Fig. shows graphs between cut-off voltage $V_0$ and $\frac{1}{\lambda }$ for three metals 1, 2 and 3, where $\lambda$ is the wavelength of the incident radiation in nm.
If $W_1,W_2$ and $W_3$ are the work functions of metals 1, 2 and 3 respectively, then

• A. $W_1:W_2:W_3=1:2:4$
• B. $W_1:W_2:W_3=4:2:1$
• C. The graphs for metals 1, 2 and 3 are parallel to each other and the slope of each graph is hc/e, where h = Planck’s constant, c = speed of light and e = charge of an electron
• D. Ultraviolet light will eject photoelectrons from metals 1 and 2 and not from metal 3.

Answer 1

Answer: (A), (C)

The correct options are
A

$W_1:W_2:W_3=1:2:4$

C

The graphs for metals 1, 2 and 3 are parallel to each other and the slope of each graph is hc/e, where h = Planck’s constant, c = speed of light and e = charge of an electron

Work function $W=h{v}_0=\frac{hc}{{\lambda }_0}$, where ${\lambda }_0$ is the threshold wavelength.

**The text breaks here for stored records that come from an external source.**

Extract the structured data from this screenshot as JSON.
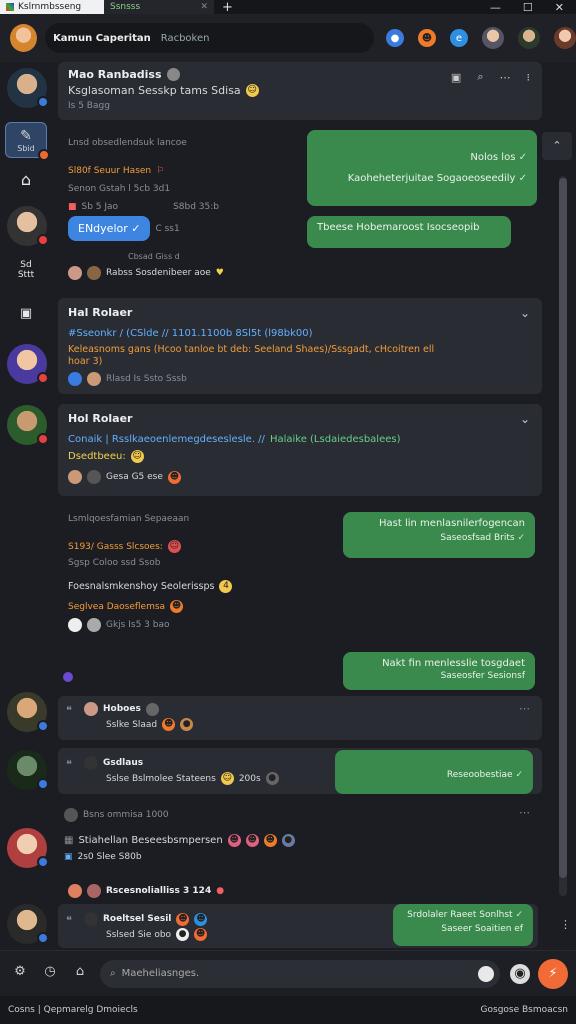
{
  "tabs": [
    {
      "label": "Kslrnmbsseng"
    },
    {
      "label": "Ssnsss"
    }
  ],
  "header": {
    "contact_name": "Kamun Caperitan",
    "contact_sub": "Racboken"
  },
  "sidebar": {
    "active_label": "Sbid",
    "item2_label": "Sd\nSttt"
  },
  "thread1": {
    "name": "Mao Ranbadiss",
    "preview": "Ksglasoman Sesskp tams Sdisa",
    "time": "Is 5 Bagg"
  },
  "block1": {
    "title": "Lnsd obsedlendsuk lancoe",
    "line1": "Sl80f Seuur Hasen",
    "line2": "Senon Gstah l 5cb 3d1",
    "line3": "Sb 5 Jao",
    "line3b": "S8bd 35:b",
    "pill": "ENdyelor",
    "pill_meta": "C  ss1",
    "meta2": "Cbsad Giss d",
    "reactions": "Rabss  Sosdenibeer aoe"
  },
  "bubbles_top": [
    {
      "text": "Nolos los",
      "sub": "Kaoheheterjuitae Sogaoeoseedily"
    },
    {
      "text": "Tbeese Hobemaroost Isocseopib"
    }
  ],
  "card2": {
    "title": "Hal Rolaer",
    "line1": "#Sseonkr / (CSlde // 1101.1100b 8Sl5t (l98bk00)",
    "line2": "Keleasnoms gans (Hcoo tanloe bt deb: Seeland Shaes)/Sssgadt, cHcoitren ell",
    "line3": "hoar 3)",
    "foot": "Rlasd Is Ssto Sssb"
  },
  "card3": {
    "title": "Hol Rolaer",
    "line1": "Conaik | Rsslkaeoenlemegdeseslesle. //",
    "line1b": "Halaike (Lsdaiedesbalees)",
    "line2": "Dsedtbeeu:",
    "foot": "Gesa     G5  ese"
  },
  "block2": {
    "title": "Lsmlqoesfamian Sepaeaan",
    "line1": "S193/ Gasss Slcsoes:",
    "line2": "Sgsp  Coloo   ssd Ssob",
    "line3": "Foesnalsmkenshoy Seolerissps",
    "line4": "Seglvea Daoseflemsa",
    "foot": "Gkjs   Is5   3 bao"
  },
  "bubbles_mid": [
    {
      "text": "Hast lin menlasnilerfogencan",
      "sub": "Saseosfsad Brits"
    },
    {
      "text": "Nakt fin menlesslie tosgdaet",
      "sub": "Saseosfer Sesionsf"
    }
  ],
  "card4": {
    "title": "Hoboes",
    "line": "Sslke  Slaad"
  },
  "card5": {
    "title": "Gsdlaus",
    "line": "Sslse Bslmolee Stateens",
    "time": "200s",
    "bubble": "Reseoobestiae"
  },
  "block3": {
    "title": "Bsns ommisa 1000",
    "line1": "Stiahellan Beseesbsmpersen",
    "line2": "2s0  Slee  S80b",
    "foot": "Rscesnolialliss  3 124"
  },
  "card6": {
    "title": "Roeltsel Sesil",
    "line": "Sslsed Sie  obo",
    "bubble": "Srdolaler Raeet Sonlhst",
    "bubble_sub": "Saseer Soaitien ef"
  },
  "composer": {
    "placeholder": "Maeheliasnges."
  },
  "status": {
    "left": "Cosns | Qepmarelg Dmoiecls",
    "right": "Gosgose  Bsmoacsn"
  },
  "colors": {
    "bubble": "#3a8a4d",
    "accent": "#63b0ff",
    "send": "#f26a35"
  }
}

Hence

$W_1:W_2:W_3={\frac{hc}{\left({\lambda }_0\right)}}_1:{\frac{hc}{\left({\lambda }_0\right)}}_2:{\frac{hc}{\left({\lambda }_0\right)}}_3=0.001:0.002:0.004=1:2:4$

Hence choice (a) is correct. In photoelectric emission, the relation between $V_0$ and $\lambda$ is given by

$e{V}_0=h\nu –W=\frac{hc}{\lambda }-W$

or $V_0=\frac{hc}{e}\left(\frac{1}{\lambda }\right)–\frac{W}{e}$

Hence the slope of the graph between $V_0$ and $\frac{1}{\lambda }$ is $\frac{hc}{e}$ which is the same for all metals. Therefore, choice (c) is correct. The threshold wavelength for the three metals are

$\frac{1}{({\lambda }_0{)}_1}=0.001n{m}^{-1}$, therefore $({\lambda }_0{)}_1=1000nm=10000\stackrel{{}^{\circ }}{A}$

$\frac{1}{({\lambda }_0{)}_2}=0.002n{m}^{-1}$, therefore $({\lambda }_0{)}_2=500nm=5000\stackrel{{}^{\circ }}{A}$

$\frac{1}{({\lambda }_0{)}_3}=0.004n{m}^{-1}$, therefore $\left({\lambda }_0\right)=250nm=2500\stackrel{{}^{\circ }}{A}$

For photoelectric emission, the wavelength of the incident radiation must be less than the threshold wavelength. Since the wavelength of ultraviolet light is about $1200\stackrel{{}^{\circ }}{A}$, it will eject photoelectrons from all the three metals. Hence the correct choices are (a) and (c).